Chrome als Online-Shop: Google browst voran

Mit einem eigenen Laden für Online-Software will Google den PC-Markt aufmischen. Er erinnert stark an Apples iTunes-Store fürs iPhone und iPad, funktioniert aber anders.

Seltsam uninspiriert: Chrome Web Store. Bild: screenshot google

Der Netzkonzern Google hat mit dem Verkauf von Internet-Anwendungen begonnen. Dazu startete der Konzern am Dienstagabend mit dem Chrome Web Store eine eigene Plattform, die in den firmeneigenen Browser Chrome integriert ist. Der Software-Shop erlaubt das Herunterladen von Programmen, die dann innerhalb von Chrome aktiviert werden können und sich wie "echte" Anwendungen verhalten sollen.
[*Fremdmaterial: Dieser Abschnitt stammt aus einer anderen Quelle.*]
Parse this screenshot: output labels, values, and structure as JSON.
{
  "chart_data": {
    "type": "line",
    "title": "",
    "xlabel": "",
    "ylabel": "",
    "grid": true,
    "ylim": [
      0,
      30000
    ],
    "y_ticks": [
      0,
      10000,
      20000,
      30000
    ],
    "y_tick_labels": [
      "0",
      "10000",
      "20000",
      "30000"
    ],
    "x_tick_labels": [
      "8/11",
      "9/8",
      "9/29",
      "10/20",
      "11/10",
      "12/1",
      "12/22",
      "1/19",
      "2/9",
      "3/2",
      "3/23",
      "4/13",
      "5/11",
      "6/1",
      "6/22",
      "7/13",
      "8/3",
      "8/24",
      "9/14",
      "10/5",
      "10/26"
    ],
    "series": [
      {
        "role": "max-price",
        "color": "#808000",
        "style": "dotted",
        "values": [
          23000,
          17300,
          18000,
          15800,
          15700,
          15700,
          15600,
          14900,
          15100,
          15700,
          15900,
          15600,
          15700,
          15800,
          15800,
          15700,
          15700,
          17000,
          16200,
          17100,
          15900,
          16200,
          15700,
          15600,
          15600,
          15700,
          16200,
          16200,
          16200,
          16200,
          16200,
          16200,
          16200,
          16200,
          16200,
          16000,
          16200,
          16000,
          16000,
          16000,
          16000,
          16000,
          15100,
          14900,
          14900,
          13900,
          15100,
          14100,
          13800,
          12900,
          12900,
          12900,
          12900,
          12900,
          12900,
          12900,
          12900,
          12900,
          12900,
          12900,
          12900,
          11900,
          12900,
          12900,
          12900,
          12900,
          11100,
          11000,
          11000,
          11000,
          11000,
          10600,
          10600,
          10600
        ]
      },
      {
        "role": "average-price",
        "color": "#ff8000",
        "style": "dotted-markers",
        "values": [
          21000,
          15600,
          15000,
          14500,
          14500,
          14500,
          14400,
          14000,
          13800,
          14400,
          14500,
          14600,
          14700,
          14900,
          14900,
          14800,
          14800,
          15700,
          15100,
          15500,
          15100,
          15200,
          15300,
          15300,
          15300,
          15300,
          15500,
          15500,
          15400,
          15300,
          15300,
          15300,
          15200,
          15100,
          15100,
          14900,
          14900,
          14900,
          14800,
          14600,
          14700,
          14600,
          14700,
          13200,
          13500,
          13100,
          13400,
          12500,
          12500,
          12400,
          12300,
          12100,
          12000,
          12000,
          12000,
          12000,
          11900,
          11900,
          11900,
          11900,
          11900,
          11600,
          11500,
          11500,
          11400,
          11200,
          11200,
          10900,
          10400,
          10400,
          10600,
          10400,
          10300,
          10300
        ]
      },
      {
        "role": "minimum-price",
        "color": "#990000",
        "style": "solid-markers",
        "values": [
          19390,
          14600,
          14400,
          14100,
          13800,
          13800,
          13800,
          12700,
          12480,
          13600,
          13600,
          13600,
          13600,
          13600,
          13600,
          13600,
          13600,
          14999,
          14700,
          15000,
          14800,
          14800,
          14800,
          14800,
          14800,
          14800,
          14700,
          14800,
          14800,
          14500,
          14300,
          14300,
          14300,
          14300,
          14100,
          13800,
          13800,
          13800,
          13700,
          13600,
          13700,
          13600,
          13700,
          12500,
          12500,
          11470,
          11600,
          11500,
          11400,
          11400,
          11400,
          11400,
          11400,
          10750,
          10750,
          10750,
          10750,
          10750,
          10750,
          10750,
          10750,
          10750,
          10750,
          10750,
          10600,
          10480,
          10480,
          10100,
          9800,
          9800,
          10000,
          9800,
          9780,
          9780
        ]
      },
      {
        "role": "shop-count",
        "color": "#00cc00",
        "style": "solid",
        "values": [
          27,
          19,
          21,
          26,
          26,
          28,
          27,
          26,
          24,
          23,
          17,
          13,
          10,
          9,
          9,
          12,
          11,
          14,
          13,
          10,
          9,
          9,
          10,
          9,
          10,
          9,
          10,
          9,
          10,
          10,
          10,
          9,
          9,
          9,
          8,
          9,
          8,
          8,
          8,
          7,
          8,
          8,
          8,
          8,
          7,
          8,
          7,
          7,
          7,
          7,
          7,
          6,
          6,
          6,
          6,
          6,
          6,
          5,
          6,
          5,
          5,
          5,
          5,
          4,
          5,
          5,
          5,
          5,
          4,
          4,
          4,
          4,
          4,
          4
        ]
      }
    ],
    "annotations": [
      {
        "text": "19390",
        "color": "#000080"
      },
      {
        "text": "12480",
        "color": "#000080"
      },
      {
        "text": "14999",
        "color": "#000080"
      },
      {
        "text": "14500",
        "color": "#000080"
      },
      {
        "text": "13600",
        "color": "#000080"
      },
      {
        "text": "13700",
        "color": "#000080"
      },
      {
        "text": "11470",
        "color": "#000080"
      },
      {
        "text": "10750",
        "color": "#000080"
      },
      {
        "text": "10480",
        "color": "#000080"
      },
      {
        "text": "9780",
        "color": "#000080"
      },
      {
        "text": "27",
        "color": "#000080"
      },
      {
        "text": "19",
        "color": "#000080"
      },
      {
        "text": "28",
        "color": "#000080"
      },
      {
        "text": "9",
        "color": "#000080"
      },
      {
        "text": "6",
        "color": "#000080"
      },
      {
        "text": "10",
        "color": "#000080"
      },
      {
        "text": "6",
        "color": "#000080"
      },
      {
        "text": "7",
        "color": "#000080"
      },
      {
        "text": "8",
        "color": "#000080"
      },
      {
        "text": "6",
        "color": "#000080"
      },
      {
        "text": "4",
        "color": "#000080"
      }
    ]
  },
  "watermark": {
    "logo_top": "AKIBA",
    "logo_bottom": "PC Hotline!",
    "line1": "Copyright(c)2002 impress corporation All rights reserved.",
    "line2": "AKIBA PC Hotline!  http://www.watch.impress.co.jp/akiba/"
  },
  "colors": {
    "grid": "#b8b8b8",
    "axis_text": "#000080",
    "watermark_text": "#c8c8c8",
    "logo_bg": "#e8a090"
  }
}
Auf den ersten Blick dürfte der Chrome Web Store vielen Nutzernbekannt vorkommen. Optisch erinnert das zunächst auf den US-Markt ausgerichtete Angebot sehr stark an Apples in iTunes-Shop für iPhone und iPad. Blogger wie der Apple-Experte John Gruber lästerten denn auch: "Der Chrome-Laden hat ein sehr innovatives Design: Die Bestseller-Listen sind auf der linken statt auf der rechten Seite."

Das Angebot unterteilt sich in kostenlose und Bezahl-Programme. Wo bezahlt werden muss, ähneln die Preise denen im App Store. Kurz nach Start verkaufzte sich eine Kinderlieder-Jukebox am besten, für die der Hersteller rund 2 (1 Euro 50) Dollar verlangt, Platz zwei belegte eine ebenso teure Lernsoftware. Die Installation sei "sicher, einfach und in einer Sekunde erledigt", wirbt Google.

Auf einer Pressekonferenz in San Francisco erläuterten Manager den für Google neuen Ansatz, Web-Anwendungen nun auch zu verkaufen. Man wolle es Nutzern erleichtern, Angebote im Netz zu entdecken und Anbietern von Inhalten helfen, ihre Produkte zu "monetarisieren". Für den Endnutzer dürfte das anfangs schwer verständlich bleiben: Warum sollte er etwa eine "New York Times"-Chrome App kaufen, wenn er zum Besuch der Zeitung einfach nur in der Eingabezeile "nytimes.com" eintippen muss?

Google ficht das nicht an: Apps hätten viele Vorteile, etwa die Möglichkeit, eine Zeitung offline zu lesen. Zudem soll es dank verbesserter Technik möglich sein, auch grafisch anspruchsvolle Spiele im Browser zu nutzen.

Neben dem Chrome Web Store soll es in einigen Monaten auch erste Geräte geben, die allein mit einem Webbasierten Betriebssystem laufen, das auf dem Chrome-Browser aufsetzt. Google nennt diese Technik "Chrome OS". Sie wurde bereits im Juli 2009 groß angekündigt, danach blieb es zunächst reichlich ruhig. Am Dienstag gab es neue Details. Der Start hängt von Hardware-Herstellern ab, die Geräte für Google bauen sollen. Einen "Google-Computer", von dem zuvor unter IT-Bloggern die Rede war, wird es nicht geben.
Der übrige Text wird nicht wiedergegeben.